I leaned back in the seat.

“Still got a bad taste in my mouth.”

“We can fix that,” Charlie said.

There was a store up ahead. Charlie parked the car and went inside and came out carrying a twelve-pack of beer and some beef jerky and some red-hot peanuts.

When we got back to the Mariner's Inn we sat on the patio behind my room and drank and ate and didn't talk much. There was no postmortem of the altercation at the Dailey brothers' boatyard. No talk of how we took it to them and how we got away.

The beer went fast and Charlie stepped to his room and brought back a bottle of Havana Club, the seven-year-old, and we turned our attention to that. Boggy threw down a glass, called it a night, and excused himself.

Somewhere in the very early morning, after the adrenaline settled and the nerves stopped being all jingly and jangly, Charlie reminded me that we hadn't stopped at Lita's Take-A-Way to pay Williamson the rest of his money.

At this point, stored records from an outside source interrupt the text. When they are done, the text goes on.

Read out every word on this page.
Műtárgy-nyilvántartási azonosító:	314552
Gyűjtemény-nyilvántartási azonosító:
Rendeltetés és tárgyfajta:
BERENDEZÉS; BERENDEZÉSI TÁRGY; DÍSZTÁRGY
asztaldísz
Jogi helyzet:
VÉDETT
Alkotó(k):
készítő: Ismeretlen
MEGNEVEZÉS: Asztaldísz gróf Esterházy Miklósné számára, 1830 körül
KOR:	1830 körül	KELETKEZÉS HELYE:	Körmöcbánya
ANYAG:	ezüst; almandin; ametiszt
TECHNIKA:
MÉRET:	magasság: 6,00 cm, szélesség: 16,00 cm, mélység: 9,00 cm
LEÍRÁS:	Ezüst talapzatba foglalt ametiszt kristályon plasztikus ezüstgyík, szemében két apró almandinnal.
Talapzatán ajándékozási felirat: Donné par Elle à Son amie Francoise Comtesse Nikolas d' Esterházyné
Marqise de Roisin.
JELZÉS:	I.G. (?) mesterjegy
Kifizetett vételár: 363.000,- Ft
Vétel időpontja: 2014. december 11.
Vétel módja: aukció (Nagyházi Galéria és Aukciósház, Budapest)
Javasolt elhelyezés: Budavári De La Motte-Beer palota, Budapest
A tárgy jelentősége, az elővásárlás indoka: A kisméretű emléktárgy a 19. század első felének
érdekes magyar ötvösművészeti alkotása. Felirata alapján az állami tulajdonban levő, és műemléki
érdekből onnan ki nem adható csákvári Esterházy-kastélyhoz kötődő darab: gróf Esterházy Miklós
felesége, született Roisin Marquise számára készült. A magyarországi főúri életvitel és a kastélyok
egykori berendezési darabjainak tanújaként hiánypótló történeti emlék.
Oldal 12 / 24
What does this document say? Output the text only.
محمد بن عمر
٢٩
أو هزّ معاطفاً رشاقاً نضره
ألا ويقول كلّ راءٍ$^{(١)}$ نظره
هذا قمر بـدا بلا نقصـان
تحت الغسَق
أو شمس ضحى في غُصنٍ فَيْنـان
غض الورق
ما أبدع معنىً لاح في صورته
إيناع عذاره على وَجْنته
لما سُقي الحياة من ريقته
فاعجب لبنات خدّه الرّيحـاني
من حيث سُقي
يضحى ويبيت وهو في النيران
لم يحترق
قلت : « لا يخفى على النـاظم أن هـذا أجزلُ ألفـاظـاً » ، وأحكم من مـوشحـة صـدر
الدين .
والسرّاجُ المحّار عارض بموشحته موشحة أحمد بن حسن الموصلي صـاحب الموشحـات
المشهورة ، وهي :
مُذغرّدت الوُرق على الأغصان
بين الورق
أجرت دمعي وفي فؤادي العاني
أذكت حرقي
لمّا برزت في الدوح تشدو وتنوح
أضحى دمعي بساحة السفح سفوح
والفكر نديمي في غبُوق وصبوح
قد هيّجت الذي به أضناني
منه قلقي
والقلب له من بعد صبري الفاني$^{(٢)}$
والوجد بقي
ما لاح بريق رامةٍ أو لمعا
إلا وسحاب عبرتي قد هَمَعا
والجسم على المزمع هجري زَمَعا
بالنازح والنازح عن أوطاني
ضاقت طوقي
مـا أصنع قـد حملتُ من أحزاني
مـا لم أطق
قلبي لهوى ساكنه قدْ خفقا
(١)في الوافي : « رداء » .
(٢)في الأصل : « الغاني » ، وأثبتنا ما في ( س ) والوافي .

“Bet he's still sitting right there, waiting,” Charlie said.

“Bet he is, too.”

“I could drive us out there.”

“Yeah, you could.”

“Only, I've been over-served.”

“Yeah, you have.”

“You could drive.”

“Yeah, I could.”

“Only, you've been over-served, too.”

We kept talking around it and wound up agreeing it was a far wiser thing to settle up with Williamson by the light of day.